Celie, the protagonist of The Color Purple, young and abused, poor and black and lesbian, with no scrap of privilege to protect her or ease her journey, wins through to integrity and self-ownership, to her own full humanity, by a clear-eyed distinction between suffering and pleasure, by her unwillingness to confuse the two or to relinquish the goodness she has known, whether in her sister's love, in her authentic sexuality, or in something as simple as a field of purple flowers. It is her lover, Shug, who makes the connection between this instinctive insistence and the idea of spirituality; Celie thinks that god is the old white man handed to her by the culture of oppression, but Shug knows better. "God love all them feelings," she asserts, when Celie is shocked by her use of sexuality as a metaphor for the divine. "That's some of the best stuff God did... God love everything you love, and a mess of stuff you don't," Shug promises. "You can just relax, and praise God by liking what you like."

"But, this is Southern California, so us being here is not that big a deal." Oh, but it is - it is a very big deal. It is a very big deal right here in Minneapolis, right here at the First Unitarian Society. We're not home free yet, not by quite a long sight, but we are perhaps, as Churchill once said, at the end of the beginning. Until the day that I fill out the same license for two men or two women that I filled out at yesterday's wedding, there will still be issues before us. Until every gay and lesbian couple receives the same domestic benefits from the state and from their employers as straight couples, there is still work to be done. Until high school students can explore the possibilities of their sexual identity in physical and emotional safety, we cannot rest altogether satisfied.

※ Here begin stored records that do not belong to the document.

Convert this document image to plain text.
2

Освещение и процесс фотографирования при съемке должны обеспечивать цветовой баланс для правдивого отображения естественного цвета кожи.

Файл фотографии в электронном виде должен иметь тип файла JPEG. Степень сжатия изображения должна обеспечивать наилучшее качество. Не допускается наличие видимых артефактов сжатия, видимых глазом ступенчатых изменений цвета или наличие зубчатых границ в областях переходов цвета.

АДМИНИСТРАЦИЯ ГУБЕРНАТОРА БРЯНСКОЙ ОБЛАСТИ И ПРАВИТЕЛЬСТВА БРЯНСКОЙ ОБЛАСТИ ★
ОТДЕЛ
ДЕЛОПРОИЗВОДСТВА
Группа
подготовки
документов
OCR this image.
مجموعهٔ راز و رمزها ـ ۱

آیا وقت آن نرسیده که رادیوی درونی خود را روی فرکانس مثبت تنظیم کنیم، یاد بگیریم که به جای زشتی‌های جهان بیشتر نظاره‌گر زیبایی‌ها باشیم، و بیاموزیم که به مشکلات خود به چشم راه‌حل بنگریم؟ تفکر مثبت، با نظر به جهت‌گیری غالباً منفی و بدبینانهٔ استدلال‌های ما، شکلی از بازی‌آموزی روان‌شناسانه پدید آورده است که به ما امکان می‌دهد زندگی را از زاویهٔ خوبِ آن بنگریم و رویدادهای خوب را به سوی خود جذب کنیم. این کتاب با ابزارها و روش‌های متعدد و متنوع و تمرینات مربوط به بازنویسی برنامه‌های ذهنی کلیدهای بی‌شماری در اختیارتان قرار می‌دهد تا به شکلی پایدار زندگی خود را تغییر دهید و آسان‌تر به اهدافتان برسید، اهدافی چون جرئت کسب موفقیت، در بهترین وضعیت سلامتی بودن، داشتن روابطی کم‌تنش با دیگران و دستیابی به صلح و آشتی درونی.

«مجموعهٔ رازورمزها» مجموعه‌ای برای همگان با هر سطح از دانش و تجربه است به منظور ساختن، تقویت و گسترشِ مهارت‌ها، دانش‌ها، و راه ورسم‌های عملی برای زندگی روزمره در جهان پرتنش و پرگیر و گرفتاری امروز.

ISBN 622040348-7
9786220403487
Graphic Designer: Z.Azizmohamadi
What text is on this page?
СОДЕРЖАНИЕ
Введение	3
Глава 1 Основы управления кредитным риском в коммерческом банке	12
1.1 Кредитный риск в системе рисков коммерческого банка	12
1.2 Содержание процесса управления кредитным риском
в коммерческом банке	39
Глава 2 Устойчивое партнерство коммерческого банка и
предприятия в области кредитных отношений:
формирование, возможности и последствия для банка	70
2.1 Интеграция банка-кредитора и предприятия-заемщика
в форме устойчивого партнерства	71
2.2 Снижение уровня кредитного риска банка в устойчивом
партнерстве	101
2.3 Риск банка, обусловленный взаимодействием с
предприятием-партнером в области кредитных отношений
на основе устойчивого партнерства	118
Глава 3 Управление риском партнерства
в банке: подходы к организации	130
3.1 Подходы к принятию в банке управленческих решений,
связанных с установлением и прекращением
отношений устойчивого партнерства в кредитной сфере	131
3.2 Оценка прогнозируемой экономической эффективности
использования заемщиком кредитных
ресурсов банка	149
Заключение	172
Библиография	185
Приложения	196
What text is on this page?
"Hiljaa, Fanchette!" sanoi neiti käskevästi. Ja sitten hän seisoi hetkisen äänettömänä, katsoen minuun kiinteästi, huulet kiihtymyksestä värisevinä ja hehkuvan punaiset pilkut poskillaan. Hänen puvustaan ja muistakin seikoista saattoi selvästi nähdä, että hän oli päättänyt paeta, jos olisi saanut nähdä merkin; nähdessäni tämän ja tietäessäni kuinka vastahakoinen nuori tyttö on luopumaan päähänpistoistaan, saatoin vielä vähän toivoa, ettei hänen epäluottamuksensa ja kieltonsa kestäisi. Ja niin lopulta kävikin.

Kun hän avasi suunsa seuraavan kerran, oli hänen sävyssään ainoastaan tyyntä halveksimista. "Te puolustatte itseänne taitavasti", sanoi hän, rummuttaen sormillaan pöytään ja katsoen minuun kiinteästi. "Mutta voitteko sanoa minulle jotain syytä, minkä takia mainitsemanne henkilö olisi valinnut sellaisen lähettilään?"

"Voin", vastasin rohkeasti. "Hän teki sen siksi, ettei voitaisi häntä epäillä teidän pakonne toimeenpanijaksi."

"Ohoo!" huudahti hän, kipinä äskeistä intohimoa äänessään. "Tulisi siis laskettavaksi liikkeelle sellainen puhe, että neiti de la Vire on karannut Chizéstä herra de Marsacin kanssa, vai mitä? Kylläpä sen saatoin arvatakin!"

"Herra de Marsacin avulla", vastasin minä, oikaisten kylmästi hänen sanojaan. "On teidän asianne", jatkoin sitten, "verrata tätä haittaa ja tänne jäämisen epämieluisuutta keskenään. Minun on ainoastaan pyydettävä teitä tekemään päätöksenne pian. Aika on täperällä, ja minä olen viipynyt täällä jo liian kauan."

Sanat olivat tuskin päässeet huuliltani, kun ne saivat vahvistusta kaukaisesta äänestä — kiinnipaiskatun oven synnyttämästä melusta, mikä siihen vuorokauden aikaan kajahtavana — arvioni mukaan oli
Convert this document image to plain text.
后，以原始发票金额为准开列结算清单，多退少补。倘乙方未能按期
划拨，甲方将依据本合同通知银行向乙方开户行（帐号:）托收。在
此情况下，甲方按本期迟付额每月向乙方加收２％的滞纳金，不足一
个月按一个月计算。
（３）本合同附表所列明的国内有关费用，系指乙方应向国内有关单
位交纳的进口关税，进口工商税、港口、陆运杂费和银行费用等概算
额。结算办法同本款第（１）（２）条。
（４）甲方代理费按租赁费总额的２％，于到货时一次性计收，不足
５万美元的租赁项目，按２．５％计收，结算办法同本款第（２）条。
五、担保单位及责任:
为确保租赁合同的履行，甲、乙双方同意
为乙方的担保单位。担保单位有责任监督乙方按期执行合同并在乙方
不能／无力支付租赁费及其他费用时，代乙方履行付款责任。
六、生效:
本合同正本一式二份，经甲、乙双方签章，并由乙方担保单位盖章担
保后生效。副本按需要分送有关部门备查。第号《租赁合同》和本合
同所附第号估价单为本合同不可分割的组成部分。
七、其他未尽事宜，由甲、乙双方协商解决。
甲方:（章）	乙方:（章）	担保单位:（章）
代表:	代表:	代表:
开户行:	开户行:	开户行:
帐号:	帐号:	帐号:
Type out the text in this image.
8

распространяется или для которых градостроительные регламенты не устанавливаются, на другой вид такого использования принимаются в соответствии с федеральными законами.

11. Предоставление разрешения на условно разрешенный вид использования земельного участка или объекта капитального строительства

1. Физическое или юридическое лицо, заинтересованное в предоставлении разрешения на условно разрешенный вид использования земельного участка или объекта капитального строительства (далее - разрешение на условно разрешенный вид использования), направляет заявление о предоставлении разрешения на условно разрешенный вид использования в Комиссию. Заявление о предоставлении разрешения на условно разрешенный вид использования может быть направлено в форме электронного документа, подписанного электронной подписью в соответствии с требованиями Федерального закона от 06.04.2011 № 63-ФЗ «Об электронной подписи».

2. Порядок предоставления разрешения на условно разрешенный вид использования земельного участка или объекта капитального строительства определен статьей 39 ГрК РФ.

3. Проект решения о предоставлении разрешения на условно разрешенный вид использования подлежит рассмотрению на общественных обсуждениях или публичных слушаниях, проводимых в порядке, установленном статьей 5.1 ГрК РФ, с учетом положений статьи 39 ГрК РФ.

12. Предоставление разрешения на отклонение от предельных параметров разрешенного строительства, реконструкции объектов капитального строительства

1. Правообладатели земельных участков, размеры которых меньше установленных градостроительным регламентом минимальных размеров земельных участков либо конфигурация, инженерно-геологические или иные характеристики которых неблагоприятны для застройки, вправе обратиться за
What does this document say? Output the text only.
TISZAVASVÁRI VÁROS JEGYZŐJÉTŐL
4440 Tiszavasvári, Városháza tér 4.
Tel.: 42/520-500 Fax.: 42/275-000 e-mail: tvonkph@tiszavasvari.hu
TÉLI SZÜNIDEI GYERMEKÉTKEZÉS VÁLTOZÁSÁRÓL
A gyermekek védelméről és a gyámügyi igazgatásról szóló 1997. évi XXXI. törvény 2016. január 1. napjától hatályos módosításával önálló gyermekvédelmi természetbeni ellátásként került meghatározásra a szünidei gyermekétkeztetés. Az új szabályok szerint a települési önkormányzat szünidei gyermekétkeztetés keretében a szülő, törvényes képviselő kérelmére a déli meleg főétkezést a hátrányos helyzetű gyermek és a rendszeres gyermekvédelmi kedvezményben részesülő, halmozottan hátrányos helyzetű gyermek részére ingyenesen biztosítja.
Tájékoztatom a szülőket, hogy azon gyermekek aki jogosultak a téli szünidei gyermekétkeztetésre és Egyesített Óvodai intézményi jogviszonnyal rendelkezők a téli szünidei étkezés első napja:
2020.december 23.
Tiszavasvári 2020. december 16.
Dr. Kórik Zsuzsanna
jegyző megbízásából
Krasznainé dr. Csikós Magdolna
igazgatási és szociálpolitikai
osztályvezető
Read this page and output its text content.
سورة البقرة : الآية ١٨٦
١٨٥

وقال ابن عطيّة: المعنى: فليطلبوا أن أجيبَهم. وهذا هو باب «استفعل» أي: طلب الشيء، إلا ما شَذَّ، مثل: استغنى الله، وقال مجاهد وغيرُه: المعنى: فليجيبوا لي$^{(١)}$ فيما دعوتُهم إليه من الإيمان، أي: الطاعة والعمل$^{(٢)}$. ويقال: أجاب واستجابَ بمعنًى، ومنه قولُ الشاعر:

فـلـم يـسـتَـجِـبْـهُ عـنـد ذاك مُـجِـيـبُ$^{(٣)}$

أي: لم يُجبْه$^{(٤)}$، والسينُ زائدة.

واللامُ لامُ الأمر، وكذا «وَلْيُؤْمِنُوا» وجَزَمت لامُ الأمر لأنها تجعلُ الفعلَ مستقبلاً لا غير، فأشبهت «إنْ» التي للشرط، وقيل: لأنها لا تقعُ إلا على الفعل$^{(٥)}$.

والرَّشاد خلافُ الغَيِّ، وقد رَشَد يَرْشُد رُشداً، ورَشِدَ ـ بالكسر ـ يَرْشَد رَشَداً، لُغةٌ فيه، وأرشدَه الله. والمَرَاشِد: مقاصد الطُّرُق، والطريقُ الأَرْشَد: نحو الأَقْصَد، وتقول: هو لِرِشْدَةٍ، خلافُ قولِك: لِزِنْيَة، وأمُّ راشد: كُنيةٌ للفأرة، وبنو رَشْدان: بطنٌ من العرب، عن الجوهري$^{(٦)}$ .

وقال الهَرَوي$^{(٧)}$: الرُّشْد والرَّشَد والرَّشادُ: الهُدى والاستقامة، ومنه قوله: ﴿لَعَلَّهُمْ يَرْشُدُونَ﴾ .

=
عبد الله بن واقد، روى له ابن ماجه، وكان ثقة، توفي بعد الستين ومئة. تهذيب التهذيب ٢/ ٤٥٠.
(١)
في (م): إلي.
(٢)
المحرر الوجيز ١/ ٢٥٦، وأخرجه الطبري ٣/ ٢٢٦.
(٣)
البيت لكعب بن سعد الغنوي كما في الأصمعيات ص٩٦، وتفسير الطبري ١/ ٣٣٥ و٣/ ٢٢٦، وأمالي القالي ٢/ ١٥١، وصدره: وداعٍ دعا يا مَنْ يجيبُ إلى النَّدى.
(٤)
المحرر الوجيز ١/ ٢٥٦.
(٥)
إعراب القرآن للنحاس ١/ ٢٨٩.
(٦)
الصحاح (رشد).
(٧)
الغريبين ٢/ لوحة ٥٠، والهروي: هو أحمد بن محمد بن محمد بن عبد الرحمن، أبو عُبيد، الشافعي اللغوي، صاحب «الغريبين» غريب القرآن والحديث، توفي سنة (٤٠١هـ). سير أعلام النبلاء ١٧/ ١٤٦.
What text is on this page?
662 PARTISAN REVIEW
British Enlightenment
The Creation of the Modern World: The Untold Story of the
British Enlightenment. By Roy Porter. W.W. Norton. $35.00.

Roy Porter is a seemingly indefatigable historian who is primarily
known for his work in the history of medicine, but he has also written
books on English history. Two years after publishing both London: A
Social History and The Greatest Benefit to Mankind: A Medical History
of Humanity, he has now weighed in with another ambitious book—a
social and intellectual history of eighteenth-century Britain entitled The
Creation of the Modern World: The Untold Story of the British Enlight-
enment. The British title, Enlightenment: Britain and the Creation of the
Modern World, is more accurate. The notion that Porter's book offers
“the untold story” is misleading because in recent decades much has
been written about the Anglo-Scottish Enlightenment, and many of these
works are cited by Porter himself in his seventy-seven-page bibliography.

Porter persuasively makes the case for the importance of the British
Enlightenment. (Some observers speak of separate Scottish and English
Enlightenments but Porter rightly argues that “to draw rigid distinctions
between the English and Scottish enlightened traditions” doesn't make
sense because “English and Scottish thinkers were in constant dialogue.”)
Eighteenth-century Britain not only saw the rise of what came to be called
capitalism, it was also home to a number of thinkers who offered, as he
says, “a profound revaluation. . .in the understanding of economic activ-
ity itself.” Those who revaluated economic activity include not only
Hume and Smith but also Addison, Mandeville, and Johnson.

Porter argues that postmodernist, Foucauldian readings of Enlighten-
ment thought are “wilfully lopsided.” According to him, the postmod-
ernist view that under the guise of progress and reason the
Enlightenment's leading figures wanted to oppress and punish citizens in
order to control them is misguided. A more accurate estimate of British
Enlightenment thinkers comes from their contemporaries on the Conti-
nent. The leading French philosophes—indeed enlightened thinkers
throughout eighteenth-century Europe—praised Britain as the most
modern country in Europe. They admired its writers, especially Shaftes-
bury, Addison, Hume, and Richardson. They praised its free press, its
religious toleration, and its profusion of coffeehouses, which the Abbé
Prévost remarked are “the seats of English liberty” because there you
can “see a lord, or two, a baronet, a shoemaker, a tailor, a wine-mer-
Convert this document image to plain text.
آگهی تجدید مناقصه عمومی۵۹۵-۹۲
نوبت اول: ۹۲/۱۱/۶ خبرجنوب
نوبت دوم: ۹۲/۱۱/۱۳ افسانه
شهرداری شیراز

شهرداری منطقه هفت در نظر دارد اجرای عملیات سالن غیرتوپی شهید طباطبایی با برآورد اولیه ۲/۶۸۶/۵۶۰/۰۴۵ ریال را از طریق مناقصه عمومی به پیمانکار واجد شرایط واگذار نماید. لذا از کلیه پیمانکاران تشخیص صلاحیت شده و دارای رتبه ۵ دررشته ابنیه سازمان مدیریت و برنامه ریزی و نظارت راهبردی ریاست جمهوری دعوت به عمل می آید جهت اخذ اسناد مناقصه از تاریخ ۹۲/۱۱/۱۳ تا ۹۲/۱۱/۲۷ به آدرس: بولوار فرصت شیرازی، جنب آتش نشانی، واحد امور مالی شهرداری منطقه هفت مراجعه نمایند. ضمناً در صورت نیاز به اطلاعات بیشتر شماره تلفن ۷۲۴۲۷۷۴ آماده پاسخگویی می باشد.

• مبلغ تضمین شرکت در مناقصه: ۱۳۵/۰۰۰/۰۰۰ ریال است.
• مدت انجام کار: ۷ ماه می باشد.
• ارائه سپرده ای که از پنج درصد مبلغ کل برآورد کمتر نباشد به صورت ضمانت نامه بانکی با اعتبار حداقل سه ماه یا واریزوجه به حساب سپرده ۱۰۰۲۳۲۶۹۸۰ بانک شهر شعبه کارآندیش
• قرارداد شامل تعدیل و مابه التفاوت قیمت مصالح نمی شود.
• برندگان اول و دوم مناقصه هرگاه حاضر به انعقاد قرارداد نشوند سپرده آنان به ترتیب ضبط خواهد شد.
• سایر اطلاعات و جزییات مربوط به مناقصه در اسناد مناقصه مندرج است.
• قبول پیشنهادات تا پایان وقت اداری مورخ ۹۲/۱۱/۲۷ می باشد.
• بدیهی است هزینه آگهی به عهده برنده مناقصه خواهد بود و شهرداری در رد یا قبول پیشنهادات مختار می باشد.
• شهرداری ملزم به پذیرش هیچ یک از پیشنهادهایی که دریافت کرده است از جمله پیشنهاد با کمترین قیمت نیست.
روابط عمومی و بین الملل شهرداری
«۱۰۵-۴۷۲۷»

But if gay and lesbian parents and their partners and supporters and friends by the hundreds can bring their children for a day of fun at a Disney theme park, wearing the bold proclamation of who they are across their red t-shirts, and be treated by all accounts just like anyone else, why then perhaps it is not time yet to despair. Perhaps there are those who remember what it is to stand up for love in the face of the world's hostility; perhaps there are those who know what it means to take our own pleasure seriously as a guide to what is holy in life; perhaps we might all remember, if we would only let ourselves remember, that the soft animal of your body and my body is no more vulnerable and no more precious than the bodies of the women and children and men of all the world, even of Iraq. Perhaps if we would all come out, as lovers of our own humanity, as lovers of our neighbors just as the great teachers have always urged us to be, we might at last make a world in which shared pleasure is sacred and pain is obscene, instead of the other way around.

It seems like such a simple thing, to ask for justice for our gay and lesbian brothers and sisters; it seems like such a simple thing, to ask for peace. But it never is simple, not at this juncture of history, and we are all weary and footsore and heartsick in the overwhelming events of these days. We come here, my friends - I come here - to be reminded of the small intermediate victories, to learn from those who have been there before us and all along, to remember what we love and what makes us whole. We come here to come out, over and over again, to others and to ourselves, as human beings; to break the silence of oppression, to speak for justice, to speak for freedom, to speak for peace. We need each other; we shall need each other all the more in the days now before us. Let us take courage from the example of those we honor today, and learn to speak out our own truth and live from our authentic love. Let us raise our voices together, in protest, in affirmation, in song.